WHAT IF…
WHAT IF… has opened at the Science Gallery in Dublin and runs until 13th December. Curated by Dunne & Raby with the venue’s director Michael John Gorman, the exhibition features 29 projects from 23 designers.
The exhibition has a speculative focus, taking emerging technologies and new materials as a source for hypothetical and idiosyncratic designs which aim to ask questions rather than provide answers. This ambition is reflected curatorially, with each project framed by a question. These are listed on this Science Gallery web-page, and are also present in the exhibition space, with the texts laser-cut from plastic, and running around the edges of the installations.
There are some projects here that originated in Material Beliefs, including Soares’ Vegitarian Tooth and Auger, Loizeau and Zivanovic’s Carnivorous Domestic Entertainment Robots. Biojewellery is there, which I collaborated on with Nikki Stott and Ian Thompson, as well as Caccavales’ Utility Pets, which are relatively old projects compared to Thomas Thwaites Toaster Project or Zoe Papadopoulou and Cathrine Kramer’s Cloud Project which both featured in the 2009 Royal College of Art graduation show. Indeed WHAT IF… could be seen as a retrospective of speculative design’s association with science, albeit a family of such work, rather than a thematic survey. For – with the exception of Mathieu Lehanneur’s Local River – all these projects are the work of staff and former students of Design Interaction department at the RCA.

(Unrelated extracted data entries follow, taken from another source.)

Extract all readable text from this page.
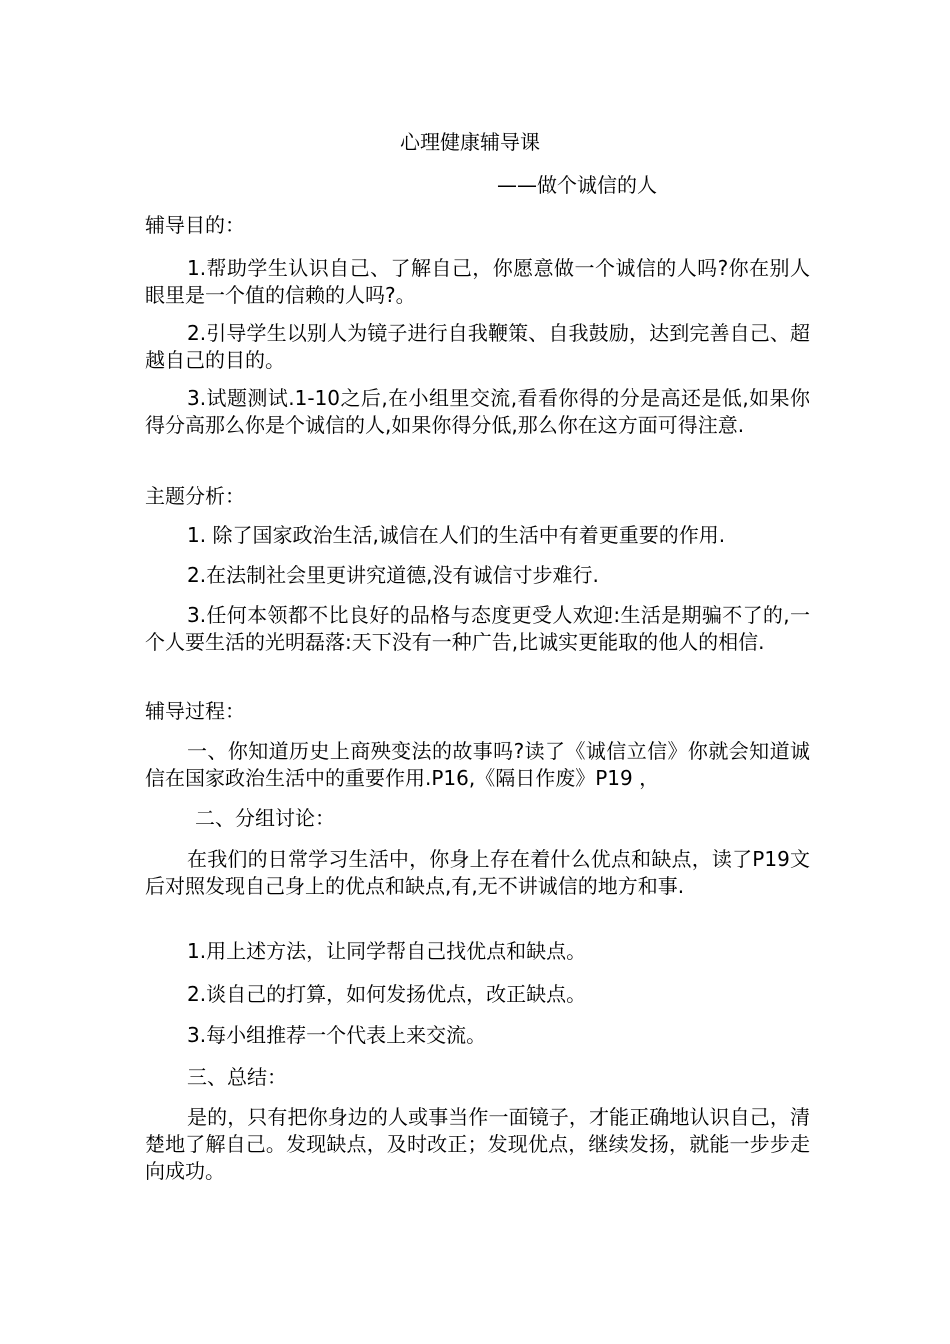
心理健康辅导课
——做个诚信的人
辅导目的：
1.帮助学生认识自己、了解自己，你愿意做一个诚信的人吗?你在别人眼里是一个值的信赖的人吗?。
2.引导学生以别人为镜子进行自我鞭策、自我鼓励，达到完善自己、超越自己的目的。
3.试题测试.1-10之后,在小组里交流,看看你得的分是高还是低,如果你得分高那么你是个诚信的人,如果你得分低,那么你在这方面可得注意.
主题分析：
1. 除了国家政治生活,诚信在人们的生活中有着更重要的作用.
2.在法制社会里更讲究道德,没有诚信寸步难行.
3.任何本领都不比良好的品格与态度更受人欢迎:生活是期骗不了的,一个人要生活的光明磊落:天下没有一种广告,比诚实更能取的他人的相信.
辅导过程：
一、你知道历史上商殃变法的故事吗?读了《诚信立信》你就会知道诚信在国家政治生活中的重要作用.P16,《隔日作废》P19 ，
二、分组讨论：
在我们的日常学习生活中，你身上存在着什么优点和缺点，读了P19文后对照发现自己身上的优点和缺点,有,无不讲诚信的地方和事.
1.用上述方法，让同学帮自己找优点和缺点。
2.谈自己的打算，如何发扬优点，改正缺点。
3.每小组推荐一个代表上来交流。
三、总结：
是的，只有把你身边的人或事当作一面镜子，才能正确地认识自己，清楚地了解自己。发现缺点，及时改正；发现优点，继续发扬，就能一步步走向成功。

The Science Gallery opened in 2008, a glass segment facing outwards on to Pearse Street on the north-eastern edge of Trinity College campus. The transparency and accessibility of the gallery space perhaps relates to it’s role as an “interface between research and the city“, and I was told that as the Trinity campus expanded and grew, it bricked up the windows on its outer edges, turning its back to the life of the city. To me it seemed that the Science Gallery takes its corrective role seriously, and I’ll mention a couple of details. I was struck by Gorman’s insistence at the opening that the exhibitors should stand with their work, and chat about it with attendees, rather than drift to the bar. There was mention that the Gallery’s demonstrators, who following the hubris of the opening are on hand to discuss the exhibits, could do a better job of this than the designers who made the work. And it was one of those designers who said this.
While I’m continuing to try and assemble my PhD thesis, I tend to give myself a fairly hard time about the claims I make about the way my work ‘opens up’ technology. I have also developed a healthy scepticism about the composition and ambition of the field of public engagement of science and technology, in which I consider my work to sit. I’ll continue to wrestle with my own doubts, and in the meantime it is experiences like WHAT IF…, with its enthusiastic and lovely visitors, staff and exhibitors that cut through these academic troubles.